The 60 Minutes show said that Google is using a Bloom box to power one of its data centers. Then this week, Rich Miller at Data Center Knowledge reported a different story:
It turns out that’s not quite correct. “These fuel cells aren’t powering any off-site data centers,” said a Google spokesperson. “Instead, Bloom fuel cells are powering a portion of Google’s energy needs at our headquarters right here in Mountain View. This is another on-site renewable energy source that we’re exploring to help power our facilities. We have a 400kW installation on Google’s main campus. Over the first 18 months the project has had 98% availability and delivered 3.8 million kWh of electricity.”

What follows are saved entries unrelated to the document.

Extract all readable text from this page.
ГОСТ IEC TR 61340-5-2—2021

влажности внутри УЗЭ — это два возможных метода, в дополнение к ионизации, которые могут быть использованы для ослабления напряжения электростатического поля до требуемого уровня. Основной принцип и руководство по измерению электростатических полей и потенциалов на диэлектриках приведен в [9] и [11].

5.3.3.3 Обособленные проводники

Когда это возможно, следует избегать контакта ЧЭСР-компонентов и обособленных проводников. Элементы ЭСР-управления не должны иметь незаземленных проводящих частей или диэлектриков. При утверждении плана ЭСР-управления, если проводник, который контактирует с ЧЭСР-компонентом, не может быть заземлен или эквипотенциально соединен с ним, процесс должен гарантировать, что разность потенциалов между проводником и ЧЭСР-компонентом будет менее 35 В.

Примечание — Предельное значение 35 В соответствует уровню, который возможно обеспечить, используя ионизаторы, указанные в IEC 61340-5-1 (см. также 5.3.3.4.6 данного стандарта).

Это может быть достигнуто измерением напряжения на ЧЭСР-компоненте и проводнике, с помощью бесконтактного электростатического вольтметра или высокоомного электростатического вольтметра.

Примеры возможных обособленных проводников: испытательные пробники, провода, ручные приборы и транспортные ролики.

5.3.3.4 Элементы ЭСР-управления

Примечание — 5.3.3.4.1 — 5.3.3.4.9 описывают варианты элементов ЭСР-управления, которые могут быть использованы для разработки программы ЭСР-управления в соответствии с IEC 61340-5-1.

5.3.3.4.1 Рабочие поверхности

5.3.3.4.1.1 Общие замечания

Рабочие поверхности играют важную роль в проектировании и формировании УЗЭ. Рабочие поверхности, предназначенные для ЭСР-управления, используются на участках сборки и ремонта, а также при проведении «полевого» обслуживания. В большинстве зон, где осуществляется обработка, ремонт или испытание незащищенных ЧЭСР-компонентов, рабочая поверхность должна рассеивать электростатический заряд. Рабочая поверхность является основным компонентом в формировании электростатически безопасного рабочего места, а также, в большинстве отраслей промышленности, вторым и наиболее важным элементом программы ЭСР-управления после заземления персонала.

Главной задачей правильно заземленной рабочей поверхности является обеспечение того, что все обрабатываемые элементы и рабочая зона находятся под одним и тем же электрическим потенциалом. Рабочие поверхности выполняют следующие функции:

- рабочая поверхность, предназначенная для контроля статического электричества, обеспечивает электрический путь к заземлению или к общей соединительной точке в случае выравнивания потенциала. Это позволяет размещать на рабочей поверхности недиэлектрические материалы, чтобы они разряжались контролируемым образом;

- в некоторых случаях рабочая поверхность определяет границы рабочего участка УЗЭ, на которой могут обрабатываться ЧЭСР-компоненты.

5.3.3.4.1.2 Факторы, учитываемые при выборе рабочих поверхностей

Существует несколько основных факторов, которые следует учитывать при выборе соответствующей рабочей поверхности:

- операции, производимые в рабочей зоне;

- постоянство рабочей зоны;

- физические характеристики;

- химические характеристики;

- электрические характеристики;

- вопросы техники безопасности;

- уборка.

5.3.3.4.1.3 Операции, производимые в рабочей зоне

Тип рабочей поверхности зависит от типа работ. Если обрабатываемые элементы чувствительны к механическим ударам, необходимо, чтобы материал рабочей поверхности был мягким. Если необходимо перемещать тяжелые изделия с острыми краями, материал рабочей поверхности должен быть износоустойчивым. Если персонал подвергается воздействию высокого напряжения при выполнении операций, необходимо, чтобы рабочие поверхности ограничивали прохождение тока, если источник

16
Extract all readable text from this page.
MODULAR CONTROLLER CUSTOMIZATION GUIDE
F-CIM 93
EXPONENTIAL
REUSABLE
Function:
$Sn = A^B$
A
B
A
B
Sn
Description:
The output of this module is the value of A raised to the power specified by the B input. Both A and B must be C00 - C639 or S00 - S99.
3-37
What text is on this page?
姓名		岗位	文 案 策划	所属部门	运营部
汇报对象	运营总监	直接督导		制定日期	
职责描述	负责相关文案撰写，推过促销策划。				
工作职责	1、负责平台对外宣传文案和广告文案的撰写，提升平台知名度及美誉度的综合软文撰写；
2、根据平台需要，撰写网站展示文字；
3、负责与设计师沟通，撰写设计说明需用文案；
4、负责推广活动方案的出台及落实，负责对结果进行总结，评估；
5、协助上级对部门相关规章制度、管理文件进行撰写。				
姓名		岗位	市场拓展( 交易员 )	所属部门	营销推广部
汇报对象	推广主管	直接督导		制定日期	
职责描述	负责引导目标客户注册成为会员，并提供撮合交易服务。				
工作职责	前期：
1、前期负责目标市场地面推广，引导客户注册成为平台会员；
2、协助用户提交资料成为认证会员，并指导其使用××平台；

Then today, however, Reuters reported that indeed, Google was using it for a data center:
Google founder Larry Page said he was a big supporter of the technology. The search giant was Bloom’s first customer in July 2008 and uses the fuel cell to power a building on its main campus in Mountain View, California, a facility that includes an experimental data center.
“I would love to see us having a whole data center running on this,” Page said.
Needless to say, Google might not be running a production data center on the Bloom box right now, but I’d be willing to bet that they will be sooner rather than later.